Moradores da região de Ribeirão Preto que são aposentados ou pensionistas e foram diagnosticados com doenças graves podem obter a isenção do Imposto de Renda. No entanto, muitos ainda pagam o tributo por desconhecerem esse direito, previsto na Lei 7.713/1988. A isenção vale exclusivamente para rendimentos de aposentadoria, pensão ou reforma, incluindo o 13º salário. A Receita Federal alerta que o benefício não é automático: o contribuinte deve solicitar pelos canais oficiais para suspender a cobrança. O prazo para entrega da declaração termina em 29 de maio.
Documentação necessária
Para solicitar a isenção, é preciso apresentar laudos médicos, relatórios e exames que comprovem a doença. O pedido pode ser feito pelo portal Meu INSS, no órgão pagador da aposentadoria ou no site da Receita Federal.

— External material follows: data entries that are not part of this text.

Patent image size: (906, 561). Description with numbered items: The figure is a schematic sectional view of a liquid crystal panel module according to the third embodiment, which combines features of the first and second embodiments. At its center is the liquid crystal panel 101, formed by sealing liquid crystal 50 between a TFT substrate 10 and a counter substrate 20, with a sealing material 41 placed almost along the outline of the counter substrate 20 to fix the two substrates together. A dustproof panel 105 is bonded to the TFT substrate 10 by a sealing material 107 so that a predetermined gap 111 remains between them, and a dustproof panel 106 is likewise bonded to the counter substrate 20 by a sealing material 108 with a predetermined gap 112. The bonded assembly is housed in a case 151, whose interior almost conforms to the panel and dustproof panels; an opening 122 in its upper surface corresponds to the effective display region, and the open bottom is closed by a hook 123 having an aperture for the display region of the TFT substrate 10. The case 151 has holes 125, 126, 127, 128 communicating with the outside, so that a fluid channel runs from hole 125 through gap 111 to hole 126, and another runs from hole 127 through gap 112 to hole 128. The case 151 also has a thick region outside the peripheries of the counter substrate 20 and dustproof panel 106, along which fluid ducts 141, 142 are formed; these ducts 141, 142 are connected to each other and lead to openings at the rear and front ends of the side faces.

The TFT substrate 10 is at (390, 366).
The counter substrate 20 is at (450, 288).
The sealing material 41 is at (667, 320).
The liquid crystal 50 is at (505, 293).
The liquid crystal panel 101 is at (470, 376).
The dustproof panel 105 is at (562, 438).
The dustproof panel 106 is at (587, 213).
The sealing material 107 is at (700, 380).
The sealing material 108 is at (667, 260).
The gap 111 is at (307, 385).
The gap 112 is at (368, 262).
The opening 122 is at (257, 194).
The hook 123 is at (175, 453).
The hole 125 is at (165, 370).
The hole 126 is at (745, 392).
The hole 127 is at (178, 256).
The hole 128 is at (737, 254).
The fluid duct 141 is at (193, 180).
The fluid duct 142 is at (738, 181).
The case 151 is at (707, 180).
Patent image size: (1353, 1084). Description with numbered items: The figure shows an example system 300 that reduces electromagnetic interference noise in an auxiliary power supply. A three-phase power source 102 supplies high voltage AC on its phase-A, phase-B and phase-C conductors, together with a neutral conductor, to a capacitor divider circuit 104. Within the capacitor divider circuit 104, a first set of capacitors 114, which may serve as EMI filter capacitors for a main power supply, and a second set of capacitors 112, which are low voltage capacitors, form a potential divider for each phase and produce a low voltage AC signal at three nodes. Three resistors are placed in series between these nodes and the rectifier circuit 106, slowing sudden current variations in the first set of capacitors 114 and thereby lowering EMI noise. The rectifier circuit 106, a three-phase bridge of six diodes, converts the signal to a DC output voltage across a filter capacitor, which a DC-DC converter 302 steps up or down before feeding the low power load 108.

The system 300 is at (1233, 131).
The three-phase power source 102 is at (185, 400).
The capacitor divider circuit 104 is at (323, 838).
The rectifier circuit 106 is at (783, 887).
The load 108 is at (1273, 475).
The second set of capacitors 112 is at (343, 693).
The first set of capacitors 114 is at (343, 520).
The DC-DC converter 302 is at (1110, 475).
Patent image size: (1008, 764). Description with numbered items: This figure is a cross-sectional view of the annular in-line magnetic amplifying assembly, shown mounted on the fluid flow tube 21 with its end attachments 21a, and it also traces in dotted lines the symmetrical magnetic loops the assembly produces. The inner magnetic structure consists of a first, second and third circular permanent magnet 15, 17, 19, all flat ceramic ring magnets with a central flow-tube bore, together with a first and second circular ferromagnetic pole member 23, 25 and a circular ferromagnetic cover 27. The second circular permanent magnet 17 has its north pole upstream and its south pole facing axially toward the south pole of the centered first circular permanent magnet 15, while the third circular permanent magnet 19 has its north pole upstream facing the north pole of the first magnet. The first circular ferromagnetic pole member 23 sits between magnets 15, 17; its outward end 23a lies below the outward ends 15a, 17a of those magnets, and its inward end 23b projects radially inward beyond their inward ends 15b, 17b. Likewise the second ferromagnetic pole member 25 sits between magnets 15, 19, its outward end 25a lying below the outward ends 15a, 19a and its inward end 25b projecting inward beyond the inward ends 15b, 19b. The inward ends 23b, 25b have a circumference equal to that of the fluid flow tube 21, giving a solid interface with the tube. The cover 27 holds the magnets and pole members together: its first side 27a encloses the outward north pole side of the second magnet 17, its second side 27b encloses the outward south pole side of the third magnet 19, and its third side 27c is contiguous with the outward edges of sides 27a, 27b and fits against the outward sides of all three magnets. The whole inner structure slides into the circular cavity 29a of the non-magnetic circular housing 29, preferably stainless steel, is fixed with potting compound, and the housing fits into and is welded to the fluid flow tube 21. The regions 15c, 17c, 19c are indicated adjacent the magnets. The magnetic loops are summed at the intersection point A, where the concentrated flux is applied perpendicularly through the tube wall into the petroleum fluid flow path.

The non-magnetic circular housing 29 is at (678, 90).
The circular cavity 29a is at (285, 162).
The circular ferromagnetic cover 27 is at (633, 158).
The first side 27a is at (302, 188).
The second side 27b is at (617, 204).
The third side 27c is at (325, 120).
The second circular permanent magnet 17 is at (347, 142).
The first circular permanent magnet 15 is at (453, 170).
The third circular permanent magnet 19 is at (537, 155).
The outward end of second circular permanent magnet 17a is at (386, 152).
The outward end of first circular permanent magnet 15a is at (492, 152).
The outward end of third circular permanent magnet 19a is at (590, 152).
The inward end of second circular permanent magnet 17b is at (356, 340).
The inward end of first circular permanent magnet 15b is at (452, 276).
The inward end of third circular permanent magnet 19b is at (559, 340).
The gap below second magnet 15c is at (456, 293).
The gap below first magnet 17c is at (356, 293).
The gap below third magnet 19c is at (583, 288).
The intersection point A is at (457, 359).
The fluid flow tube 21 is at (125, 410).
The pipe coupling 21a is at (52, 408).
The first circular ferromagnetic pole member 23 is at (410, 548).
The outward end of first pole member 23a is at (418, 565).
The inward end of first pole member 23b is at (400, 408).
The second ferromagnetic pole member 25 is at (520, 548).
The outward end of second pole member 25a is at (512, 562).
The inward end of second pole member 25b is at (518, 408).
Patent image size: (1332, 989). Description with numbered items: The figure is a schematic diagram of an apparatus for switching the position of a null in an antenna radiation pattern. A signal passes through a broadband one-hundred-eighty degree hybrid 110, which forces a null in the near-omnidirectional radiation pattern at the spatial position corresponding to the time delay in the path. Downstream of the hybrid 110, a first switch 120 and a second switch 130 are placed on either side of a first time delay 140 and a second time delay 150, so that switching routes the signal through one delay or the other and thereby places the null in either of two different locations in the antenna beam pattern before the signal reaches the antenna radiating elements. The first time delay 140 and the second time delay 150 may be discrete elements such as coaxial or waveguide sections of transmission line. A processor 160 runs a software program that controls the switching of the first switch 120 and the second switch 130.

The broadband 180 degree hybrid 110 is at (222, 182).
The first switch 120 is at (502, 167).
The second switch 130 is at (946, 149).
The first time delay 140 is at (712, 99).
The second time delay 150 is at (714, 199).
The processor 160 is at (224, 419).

O advogado tributarista Edson Oliveira orienta: "É preciso apresentar a documentação que comprove a doença em si".
Restituição de anos anteriores
Muitos pacientes descobrem o direito anos após o diagnóstico. Nesses casos, a lei permite recuperar o dinheiro pago a mais, por meio da repetição de indébito, com prazo de cinco anos. É necessário que os laudos comprovem a data de início da doença. A aposentada Márcia Regina Castanheira, diagnosticada com leucemia em 2023, conseguiu suspender a cobrança neste ano e agora aguarda a restituição retroativa. "Até o ano passado, descontavam de mim. Agora, tenho esse valor a mais no salário para comprar medicação", relata.
Doenças que garantem a isenção
A lista de doenças é definida pelo governo federal, com interpretação literal. As patologias que garantem o direito automático são:
- AIDS (Síndrome da Imunodeficiência Adquirida)
- Alienação mental
- Cardiopatia grave
- Cegueira (inclusive monocular)
- Contaminação por radiação
- Doença de Paget em estados avançados
- Doença de Parkinson
- Esclerose múltipla
- Esclerose Lateral Amiotrófica (ELA)
- Espondiloartrose anquilosante
- Fibrose cística (Mucoviscidose)
- Hanseníase
- Hepatopatia grave
- Nefropatia grave
- Neoplasia maligna (Câncer)
- Paralisia irreversível e incapacitante
- Tuberculose ativa
O advogado Edson Oliveira ressalta que a jurisprudência pode equiparar outras doenças às da lista, dependendo do caso. Além disso, uma vez concedida, a isenção continua mesmo se a doença entrar em remissão, como em muitos casos de câncer, sem perda automática do benefício.